作者,Evil Genius
临近年关了,我们暂时就不往前走了,总结一些好用的方法,重点就是多样本的niche分析,细胞聚类分析,邻域分析等等。
HD数据慢慢也多起来了,对于HD的分析要求也慢慢上来了,这一篇我们来讨论关于HD数据的整合方案。
首先我们需要考虑几个问题。
1、HD数据质量如何?尤其是捕获到的基因中位数,如果基因捕获过低,而聚类同时采用Seurat的默认函数FindVariableFeatures的情况下,大家觉得效果会好么?比如8um基因中位数200,高变基因采用2000,会带来什么样的效果?
2、分析的策略,大家应该都知道了,HD有图像分割的方法,那么图像分割还是bin模式的分析,如何选择呢?给大家一个例子,华大平台的精度更高,但是华大空间发表的文章几乎全部采用bin模式,为什么?图像分割目前方法还有待提升。
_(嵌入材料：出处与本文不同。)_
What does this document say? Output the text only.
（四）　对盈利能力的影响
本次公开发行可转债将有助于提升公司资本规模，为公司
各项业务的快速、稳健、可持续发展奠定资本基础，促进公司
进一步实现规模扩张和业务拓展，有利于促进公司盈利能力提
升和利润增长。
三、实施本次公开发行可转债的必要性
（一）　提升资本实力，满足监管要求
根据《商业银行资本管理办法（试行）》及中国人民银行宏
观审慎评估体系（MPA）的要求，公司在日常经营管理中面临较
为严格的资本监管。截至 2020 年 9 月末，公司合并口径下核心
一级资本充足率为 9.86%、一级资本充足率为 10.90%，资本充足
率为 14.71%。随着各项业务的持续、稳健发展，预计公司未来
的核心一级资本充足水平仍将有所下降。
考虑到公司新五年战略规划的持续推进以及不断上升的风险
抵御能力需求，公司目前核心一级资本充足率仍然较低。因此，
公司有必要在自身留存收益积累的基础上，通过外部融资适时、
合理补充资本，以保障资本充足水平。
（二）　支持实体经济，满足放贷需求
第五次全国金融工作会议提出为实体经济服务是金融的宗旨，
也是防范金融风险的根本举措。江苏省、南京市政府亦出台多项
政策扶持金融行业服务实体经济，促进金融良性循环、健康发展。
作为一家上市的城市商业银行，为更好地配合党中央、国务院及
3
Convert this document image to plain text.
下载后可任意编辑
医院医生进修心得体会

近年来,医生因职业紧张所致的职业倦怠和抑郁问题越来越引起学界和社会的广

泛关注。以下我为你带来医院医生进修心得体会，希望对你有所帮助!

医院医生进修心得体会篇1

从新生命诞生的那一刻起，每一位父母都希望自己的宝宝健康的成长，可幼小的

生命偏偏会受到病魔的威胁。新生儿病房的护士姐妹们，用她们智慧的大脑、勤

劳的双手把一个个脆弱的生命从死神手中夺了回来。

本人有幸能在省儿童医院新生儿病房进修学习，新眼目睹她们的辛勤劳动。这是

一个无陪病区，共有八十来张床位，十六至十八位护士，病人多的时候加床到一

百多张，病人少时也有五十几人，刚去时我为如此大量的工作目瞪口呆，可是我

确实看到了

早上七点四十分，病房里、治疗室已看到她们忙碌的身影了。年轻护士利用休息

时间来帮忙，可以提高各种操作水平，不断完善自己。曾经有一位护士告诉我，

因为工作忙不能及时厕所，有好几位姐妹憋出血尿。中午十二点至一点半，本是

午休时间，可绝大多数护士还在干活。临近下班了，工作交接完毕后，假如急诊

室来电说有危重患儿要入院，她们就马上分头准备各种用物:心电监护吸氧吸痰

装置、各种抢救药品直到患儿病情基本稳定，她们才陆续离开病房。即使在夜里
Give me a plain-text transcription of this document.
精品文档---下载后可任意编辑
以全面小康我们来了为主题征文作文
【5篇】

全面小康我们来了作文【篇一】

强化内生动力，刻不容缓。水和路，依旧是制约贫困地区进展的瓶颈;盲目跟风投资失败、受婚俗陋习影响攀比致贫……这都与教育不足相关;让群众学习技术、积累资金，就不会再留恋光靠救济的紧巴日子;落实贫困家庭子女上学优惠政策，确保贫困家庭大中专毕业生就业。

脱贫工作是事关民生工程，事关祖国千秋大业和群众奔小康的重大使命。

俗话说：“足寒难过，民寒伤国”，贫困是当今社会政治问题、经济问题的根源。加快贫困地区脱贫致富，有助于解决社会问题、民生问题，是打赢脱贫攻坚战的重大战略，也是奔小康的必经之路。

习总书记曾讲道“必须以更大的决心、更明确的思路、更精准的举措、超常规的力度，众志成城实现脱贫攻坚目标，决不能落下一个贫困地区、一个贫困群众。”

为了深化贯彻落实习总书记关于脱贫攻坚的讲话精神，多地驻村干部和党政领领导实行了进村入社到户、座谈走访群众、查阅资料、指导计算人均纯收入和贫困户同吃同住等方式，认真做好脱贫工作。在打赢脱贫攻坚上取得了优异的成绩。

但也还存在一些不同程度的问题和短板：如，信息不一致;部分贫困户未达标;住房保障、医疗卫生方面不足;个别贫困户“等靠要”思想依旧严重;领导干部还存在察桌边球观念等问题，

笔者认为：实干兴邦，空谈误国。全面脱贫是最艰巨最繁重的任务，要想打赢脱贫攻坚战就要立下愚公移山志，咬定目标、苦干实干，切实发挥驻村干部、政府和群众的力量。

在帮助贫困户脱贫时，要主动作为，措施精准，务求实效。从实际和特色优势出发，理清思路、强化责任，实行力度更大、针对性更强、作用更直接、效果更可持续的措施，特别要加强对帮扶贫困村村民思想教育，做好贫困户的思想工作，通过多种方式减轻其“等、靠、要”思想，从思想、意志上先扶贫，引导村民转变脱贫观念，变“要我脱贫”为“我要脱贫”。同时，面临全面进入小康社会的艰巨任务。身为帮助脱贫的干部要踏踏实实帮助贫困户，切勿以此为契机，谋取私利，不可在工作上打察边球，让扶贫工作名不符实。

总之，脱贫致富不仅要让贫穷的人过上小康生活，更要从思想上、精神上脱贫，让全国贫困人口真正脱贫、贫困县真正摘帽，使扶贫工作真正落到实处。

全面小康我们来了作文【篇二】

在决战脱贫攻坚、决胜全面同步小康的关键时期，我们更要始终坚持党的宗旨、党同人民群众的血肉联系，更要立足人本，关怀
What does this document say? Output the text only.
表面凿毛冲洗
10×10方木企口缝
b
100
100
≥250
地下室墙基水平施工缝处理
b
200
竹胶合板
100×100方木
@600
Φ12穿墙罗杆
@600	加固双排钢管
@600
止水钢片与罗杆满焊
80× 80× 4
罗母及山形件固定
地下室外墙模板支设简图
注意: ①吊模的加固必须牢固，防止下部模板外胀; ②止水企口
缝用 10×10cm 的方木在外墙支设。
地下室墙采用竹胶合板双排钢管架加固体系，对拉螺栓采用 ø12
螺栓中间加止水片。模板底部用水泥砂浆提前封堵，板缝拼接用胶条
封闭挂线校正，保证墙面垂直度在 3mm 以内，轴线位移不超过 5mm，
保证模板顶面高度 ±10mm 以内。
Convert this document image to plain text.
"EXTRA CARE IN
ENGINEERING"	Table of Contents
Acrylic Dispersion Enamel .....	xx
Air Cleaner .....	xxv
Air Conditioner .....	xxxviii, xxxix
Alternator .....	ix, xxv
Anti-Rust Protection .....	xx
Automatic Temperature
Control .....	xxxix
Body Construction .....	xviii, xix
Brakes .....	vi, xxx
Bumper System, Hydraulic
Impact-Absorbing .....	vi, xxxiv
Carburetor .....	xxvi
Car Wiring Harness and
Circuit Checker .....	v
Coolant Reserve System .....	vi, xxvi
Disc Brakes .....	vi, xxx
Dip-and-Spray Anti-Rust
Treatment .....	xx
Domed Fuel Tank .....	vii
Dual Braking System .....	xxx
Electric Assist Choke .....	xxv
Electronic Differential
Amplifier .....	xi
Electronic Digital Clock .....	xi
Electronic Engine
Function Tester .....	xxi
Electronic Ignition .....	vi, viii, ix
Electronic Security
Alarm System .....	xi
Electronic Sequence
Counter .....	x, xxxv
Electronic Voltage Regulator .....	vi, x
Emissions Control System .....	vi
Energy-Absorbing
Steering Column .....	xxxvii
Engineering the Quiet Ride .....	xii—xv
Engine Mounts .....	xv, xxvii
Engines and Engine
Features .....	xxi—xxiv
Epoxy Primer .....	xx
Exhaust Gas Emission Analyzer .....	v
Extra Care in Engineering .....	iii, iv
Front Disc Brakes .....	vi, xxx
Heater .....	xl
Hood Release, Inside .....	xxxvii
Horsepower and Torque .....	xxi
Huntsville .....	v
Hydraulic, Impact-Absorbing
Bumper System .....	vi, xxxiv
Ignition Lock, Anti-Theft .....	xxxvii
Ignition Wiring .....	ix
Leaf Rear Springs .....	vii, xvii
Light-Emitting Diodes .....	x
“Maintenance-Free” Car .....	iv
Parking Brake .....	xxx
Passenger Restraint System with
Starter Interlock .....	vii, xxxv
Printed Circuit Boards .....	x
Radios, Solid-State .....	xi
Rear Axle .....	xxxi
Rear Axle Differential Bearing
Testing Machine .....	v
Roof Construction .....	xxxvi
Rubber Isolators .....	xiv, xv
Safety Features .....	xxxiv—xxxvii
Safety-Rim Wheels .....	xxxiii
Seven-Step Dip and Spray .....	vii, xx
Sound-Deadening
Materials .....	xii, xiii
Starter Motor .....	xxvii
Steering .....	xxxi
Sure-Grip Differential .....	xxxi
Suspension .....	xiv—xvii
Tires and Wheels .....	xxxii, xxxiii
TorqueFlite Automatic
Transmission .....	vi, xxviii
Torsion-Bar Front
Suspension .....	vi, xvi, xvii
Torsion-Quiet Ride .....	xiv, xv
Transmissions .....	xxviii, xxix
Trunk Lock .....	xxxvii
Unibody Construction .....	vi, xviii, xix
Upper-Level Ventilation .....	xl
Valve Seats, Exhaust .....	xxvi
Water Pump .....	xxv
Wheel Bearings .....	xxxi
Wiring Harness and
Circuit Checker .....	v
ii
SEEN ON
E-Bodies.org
3、整合的策略,大家都知道了,Seurat推荐了banksy的方法,考虑空间邻域,那么多样本的情况下,样本之间空间坐标是不同的体系,如何进行整合?
今天我们思考三个方案,首先第一个 CCA + banksy(Seurat V5),脚本我们先不封装,两个样本为例
suppressMessages({
library(Seurat)
library(argparse)
library(dplyr)
library(ggplot2)
library(Banksy)
library(SeuratWrappers)
library(harmony)
})
sample1 <- Load10X_Spatial(data.dir = '/home/samples/DB/Spatial/visium_data/HC_1L', bin.size = c(16))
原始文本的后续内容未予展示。